In high school he ran across a book called the "small computer handbook" about the PDP-8. He says he designed (on paper) a PDP-8 based on that manual. As he learned of new chips, he kept refining the design.
He taught himself coding by sneaking into the Stanford Linear accelerator library and looking at the books and manuals and magazines. He kept refining his paper designs. Trying to break his old records. Going from 65 to 64 chips, etc.
When he went to college, there were no undergrad classes about computers. He had to take a graduate class on the subject. In his zeal for programming, he managed to run the computer program 5x over budget for the year.
He's talking about meeting Steve Jobs now. They went to the same High School but apparently met while Woz was in college at Berkley. In his 3rd year he was taking all graduate classes. After his 3rd year, he took a year off to go earn the money for his 4th year. He ended up working for HP's calculator division. Despite working on calculators all day, his hobby at night was electronics.
He's now talking about seeing his first pong game. At that point, games like pong weren't software, they were hardware. He had no money and couldn't afford a pong game but he could design one himself.
Steve Jobs went to Reed college (in Portland, OR) where he skipped most of his classes. After that, he came back and got a job at Atari. They offered Woz a job designing games there. Woz was happy at HP and didn't want to leave but he was willing to take the challenge of designing games for them. He designed a Breakout game in 4 days and 4 nights.
Woz observed someone using a teletype machine on the arpanet and wanted one. Again, he couldn't afford one but he could design one. He used his TV as the output device. At Jobs' prompting, he sold his design.
He went to the Homebrew Computer Club and discovered that microprocessors had advanced. He went on to build his own computer, starting with his video terminal. After he had one, he needed a language so he wrote a version of basic. He says writing basic was the hardest part of the Apple I design. He couldn't afford an assembler so he wrote by hand and then hand-translated it into the 1s and 0s. Again, Steve Jobs encouraged him to sell his design. The name wasn't Apple at the beginning.

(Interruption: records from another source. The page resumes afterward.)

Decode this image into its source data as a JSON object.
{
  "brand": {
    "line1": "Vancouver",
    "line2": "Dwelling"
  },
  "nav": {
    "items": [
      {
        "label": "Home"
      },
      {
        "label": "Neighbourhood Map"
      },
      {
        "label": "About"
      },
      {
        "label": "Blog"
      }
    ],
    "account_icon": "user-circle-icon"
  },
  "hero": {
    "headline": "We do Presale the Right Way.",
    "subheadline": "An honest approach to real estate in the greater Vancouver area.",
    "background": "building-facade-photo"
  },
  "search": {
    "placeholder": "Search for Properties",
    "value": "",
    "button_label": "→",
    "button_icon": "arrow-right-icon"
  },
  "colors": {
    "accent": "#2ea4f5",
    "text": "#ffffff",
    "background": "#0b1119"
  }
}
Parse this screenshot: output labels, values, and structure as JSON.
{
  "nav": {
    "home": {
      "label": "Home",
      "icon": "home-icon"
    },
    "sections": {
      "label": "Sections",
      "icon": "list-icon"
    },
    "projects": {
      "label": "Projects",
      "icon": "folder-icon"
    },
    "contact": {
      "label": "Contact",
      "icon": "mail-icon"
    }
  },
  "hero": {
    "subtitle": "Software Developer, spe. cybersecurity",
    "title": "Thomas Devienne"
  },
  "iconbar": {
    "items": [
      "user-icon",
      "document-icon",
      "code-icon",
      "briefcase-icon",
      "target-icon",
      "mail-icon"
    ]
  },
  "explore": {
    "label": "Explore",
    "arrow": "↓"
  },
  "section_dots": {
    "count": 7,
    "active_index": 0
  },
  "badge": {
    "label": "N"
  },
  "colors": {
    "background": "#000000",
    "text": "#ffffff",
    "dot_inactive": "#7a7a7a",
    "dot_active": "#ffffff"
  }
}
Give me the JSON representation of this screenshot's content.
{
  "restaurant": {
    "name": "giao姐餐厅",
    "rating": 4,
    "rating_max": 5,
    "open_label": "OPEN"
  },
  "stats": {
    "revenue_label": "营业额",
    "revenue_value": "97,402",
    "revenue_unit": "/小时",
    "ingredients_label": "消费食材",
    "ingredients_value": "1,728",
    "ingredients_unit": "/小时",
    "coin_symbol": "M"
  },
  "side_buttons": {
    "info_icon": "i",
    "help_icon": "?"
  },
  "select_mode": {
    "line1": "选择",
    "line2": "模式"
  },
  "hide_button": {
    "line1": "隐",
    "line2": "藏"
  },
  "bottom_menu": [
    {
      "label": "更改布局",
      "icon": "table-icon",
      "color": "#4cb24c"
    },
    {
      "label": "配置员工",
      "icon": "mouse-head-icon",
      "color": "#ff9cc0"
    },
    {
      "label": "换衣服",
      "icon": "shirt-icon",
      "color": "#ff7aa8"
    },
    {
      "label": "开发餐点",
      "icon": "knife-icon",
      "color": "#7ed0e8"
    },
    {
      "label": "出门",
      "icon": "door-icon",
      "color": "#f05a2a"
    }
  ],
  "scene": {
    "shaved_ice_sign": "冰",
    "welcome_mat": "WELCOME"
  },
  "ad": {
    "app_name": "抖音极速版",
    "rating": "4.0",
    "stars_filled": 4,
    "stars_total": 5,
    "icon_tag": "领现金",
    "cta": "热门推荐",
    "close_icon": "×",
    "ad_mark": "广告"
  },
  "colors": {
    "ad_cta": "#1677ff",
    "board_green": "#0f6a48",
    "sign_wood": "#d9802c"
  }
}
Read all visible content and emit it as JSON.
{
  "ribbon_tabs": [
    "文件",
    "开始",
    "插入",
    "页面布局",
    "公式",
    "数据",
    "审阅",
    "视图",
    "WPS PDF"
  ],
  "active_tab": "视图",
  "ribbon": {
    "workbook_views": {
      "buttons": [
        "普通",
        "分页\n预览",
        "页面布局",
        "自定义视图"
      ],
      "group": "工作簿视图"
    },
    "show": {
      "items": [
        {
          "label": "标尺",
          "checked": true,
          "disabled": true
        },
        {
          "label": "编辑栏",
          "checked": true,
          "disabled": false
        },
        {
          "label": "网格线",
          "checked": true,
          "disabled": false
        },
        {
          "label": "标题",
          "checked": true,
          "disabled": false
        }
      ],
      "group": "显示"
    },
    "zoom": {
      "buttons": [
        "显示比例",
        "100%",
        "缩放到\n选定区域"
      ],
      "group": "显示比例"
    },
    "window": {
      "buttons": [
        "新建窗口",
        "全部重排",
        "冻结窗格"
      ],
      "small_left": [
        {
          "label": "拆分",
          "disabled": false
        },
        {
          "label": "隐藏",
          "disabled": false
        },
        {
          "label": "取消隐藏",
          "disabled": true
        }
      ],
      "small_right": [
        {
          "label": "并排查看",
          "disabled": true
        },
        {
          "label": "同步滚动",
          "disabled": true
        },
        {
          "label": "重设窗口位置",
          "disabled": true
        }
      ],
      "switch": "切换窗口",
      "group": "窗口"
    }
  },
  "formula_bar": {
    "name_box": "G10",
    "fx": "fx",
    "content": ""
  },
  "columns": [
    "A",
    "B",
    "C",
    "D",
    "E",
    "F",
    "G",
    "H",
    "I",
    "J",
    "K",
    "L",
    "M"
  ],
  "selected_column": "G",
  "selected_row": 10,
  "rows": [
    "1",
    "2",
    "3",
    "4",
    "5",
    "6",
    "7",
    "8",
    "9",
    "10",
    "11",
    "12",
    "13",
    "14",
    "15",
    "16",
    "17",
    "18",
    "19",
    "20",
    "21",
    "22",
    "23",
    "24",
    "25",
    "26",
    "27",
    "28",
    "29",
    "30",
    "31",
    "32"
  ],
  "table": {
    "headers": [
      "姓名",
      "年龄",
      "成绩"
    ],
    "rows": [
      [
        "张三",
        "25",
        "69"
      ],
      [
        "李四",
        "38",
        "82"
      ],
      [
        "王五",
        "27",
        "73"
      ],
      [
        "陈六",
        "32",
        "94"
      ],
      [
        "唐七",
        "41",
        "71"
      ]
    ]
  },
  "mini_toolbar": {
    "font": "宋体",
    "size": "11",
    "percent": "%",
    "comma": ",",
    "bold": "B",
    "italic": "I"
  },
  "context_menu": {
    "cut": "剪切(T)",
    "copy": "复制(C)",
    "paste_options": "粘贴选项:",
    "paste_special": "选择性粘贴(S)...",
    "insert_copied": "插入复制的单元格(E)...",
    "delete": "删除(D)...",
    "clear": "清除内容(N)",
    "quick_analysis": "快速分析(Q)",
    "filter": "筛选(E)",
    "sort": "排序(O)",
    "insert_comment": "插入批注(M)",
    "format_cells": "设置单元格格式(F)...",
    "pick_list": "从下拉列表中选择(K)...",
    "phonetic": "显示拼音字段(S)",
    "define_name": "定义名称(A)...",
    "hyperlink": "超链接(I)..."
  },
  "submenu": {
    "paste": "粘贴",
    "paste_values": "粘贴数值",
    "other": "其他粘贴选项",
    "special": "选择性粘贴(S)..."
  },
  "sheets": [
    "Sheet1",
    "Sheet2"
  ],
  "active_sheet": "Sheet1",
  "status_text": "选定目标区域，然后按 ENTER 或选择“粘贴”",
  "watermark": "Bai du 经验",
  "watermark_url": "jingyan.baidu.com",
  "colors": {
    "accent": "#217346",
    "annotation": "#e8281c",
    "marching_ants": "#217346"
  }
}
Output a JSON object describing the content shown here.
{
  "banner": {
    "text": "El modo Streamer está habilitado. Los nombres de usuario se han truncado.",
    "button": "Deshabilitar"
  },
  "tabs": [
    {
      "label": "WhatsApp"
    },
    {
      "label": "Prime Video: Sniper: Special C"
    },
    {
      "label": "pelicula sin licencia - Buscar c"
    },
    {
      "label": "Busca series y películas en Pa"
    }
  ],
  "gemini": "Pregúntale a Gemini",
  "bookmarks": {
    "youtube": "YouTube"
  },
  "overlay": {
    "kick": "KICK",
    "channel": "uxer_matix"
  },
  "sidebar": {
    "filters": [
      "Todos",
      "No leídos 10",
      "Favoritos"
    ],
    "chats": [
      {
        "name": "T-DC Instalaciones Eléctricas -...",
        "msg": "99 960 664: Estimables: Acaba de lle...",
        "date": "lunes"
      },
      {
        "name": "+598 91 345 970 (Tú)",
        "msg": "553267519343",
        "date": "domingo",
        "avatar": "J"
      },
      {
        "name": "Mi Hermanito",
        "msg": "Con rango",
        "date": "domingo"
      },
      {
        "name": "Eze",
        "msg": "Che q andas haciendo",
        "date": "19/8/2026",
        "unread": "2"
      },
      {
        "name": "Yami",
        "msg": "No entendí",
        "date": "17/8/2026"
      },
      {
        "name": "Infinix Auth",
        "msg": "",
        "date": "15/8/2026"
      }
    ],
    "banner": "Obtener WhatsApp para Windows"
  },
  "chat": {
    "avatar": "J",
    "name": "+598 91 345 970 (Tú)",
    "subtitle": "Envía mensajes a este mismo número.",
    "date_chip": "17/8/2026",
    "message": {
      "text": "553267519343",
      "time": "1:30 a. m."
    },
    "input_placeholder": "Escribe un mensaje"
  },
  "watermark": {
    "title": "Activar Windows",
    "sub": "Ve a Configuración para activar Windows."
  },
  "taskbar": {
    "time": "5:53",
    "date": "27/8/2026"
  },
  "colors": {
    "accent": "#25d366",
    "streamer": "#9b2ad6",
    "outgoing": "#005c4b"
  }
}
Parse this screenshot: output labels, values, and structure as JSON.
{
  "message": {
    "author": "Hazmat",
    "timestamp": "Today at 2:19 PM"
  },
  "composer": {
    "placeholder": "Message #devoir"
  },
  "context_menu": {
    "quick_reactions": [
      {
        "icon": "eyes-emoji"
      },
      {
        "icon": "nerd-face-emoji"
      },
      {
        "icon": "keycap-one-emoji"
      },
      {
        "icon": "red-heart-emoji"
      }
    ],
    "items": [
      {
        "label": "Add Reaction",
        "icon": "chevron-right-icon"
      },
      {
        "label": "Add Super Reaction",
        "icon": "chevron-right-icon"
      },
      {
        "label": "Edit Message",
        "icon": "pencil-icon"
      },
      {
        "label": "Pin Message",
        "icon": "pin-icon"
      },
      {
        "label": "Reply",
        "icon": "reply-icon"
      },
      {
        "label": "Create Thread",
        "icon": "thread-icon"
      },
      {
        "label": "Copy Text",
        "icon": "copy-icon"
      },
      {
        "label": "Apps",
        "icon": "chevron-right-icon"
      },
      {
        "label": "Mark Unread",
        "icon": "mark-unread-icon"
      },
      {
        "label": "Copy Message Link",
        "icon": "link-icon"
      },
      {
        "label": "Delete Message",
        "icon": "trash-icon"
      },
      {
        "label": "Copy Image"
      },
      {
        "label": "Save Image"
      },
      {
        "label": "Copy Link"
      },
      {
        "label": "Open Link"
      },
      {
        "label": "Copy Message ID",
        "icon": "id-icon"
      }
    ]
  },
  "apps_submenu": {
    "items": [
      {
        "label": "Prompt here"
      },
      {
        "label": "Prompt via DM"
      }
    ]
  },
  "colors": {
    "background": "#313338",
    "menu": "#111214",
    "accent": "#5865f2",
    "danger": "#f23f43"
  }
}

Woz tried to get HP to produce the computer but they refused. Because of that, he was able to use the design himself.
The first Apple was priced at $666.66. They sold about 150 of them.
The Apple // cost $250 to build and they wanted to sell 1,000 of them. That's $250,000 in capital. Apparently Woz tried to sell the design to Atari and Commodore and were turned down by both. They tried venture capital but couldn't talk business enough to get the money.
They found a source of funding--Mike Markula. He said he would give them the money but Woz would have to leave HP. A friend talked him into it because he could stay an engineer. Sales exploded once Visicalc came out.
That's the end of the speech. Fun. If you have a chance to catch him at a book signing during this tour, do it.